Giving and getting

I pulled over while driving home to take this photo of sunflowers yesterday morning. A moment like that gives joy because one pauses for beauty. Just now, as I sit here in my porch-office, a couple of fawns charged ahead of their mother into the back garden’s open glen between maple trees. Now they have meandered into the forsythia thicket, perhaps for a midday rest. Beauty has paused all on its own.

In a garden, where someone

has drawn ripples in sand,

Guan Yin points the way with her toe.

From the poem titled “No” in Saffron Threaded

My new chapbook, Saffron Threaded, published by Dancing Girl Press, wanders around in beauty and follows such indications. The other names for beauty are loneliness, impermanence, attention, and prayer.
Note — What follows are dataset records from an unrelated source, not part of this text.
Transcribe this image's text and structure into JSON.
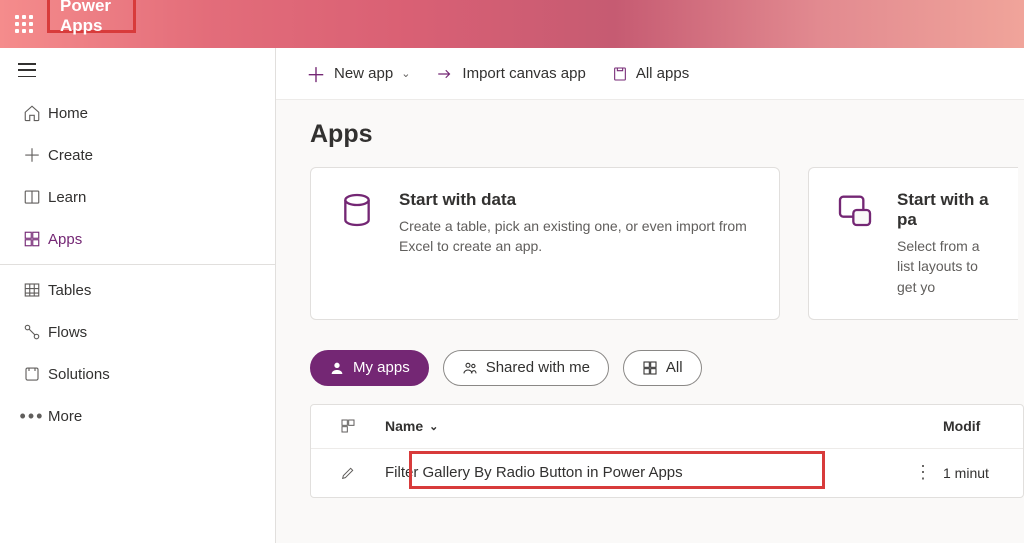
{
  "brand": "Power Apps",
  "sidebar": {
    "items": [
      {
        "label": "Home"
      },
      {
        "label": "Create"
      },
      {
        "label": "Learn"
      },
      {
        "label": "Apps"
      },
      {
        "label": "Tables"
      },
      {
        "label": "Flows"
      },
      {
        "label": "Solutions"
      },
      {
        "label": "More"
      }
    ]
  },
  "commandbar": {
    "newapp": "New app",
    "import": "Import canvas app",
    "allapps": "All apps"
  },
  "page": {
    "title": "Apps"
  },
  "cards": {
    "data": {
      "title": "Start with data",
      "desc": "Create a table, pick an existing one, or even import from Excel to create an app."
    },
    "page": {
      "title": "Start with a pa",
      "desc": "Select from a list layouts to get yo"
    }
  },
  "filters": {
    "my": "My apps",
    "shared": "Shared with me",
    "all": "All"
  },
  "grid": {
    "header_name": "Name",
    "header_modified": "Modif",
    "rows": [
      {
        "name": "Filter Gallery By Radio Button in Power Apps",
        "modified": "1 minut"
      }
    ]
  }
}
Maybe that’s what this book is about. I’m not sure, even though I’m the author, and maybe I should know. But I think I’ve said this before here: I don’t like to know. I like to taste. Here are the flavors of memory and desire. Here are my wishes for you.

I’m so grateful for my teachers’ guidance, from the early ones who taught me to read, to the ones who today continue to support my efforts in poetry and arts. There’s no way to thank them properly; my acknowledgments page feels woefully inadequate.

If you gain something valuable in my work as artist and educator, I hope you will pay it forward through other people in some ways, and make compassion a central theme of your life. Through poetry’s aesthetic charm, we develop appreciation of loneliness and impermanence, we learn attention. And that’s when beauty takes us by the hand and swears to never let go.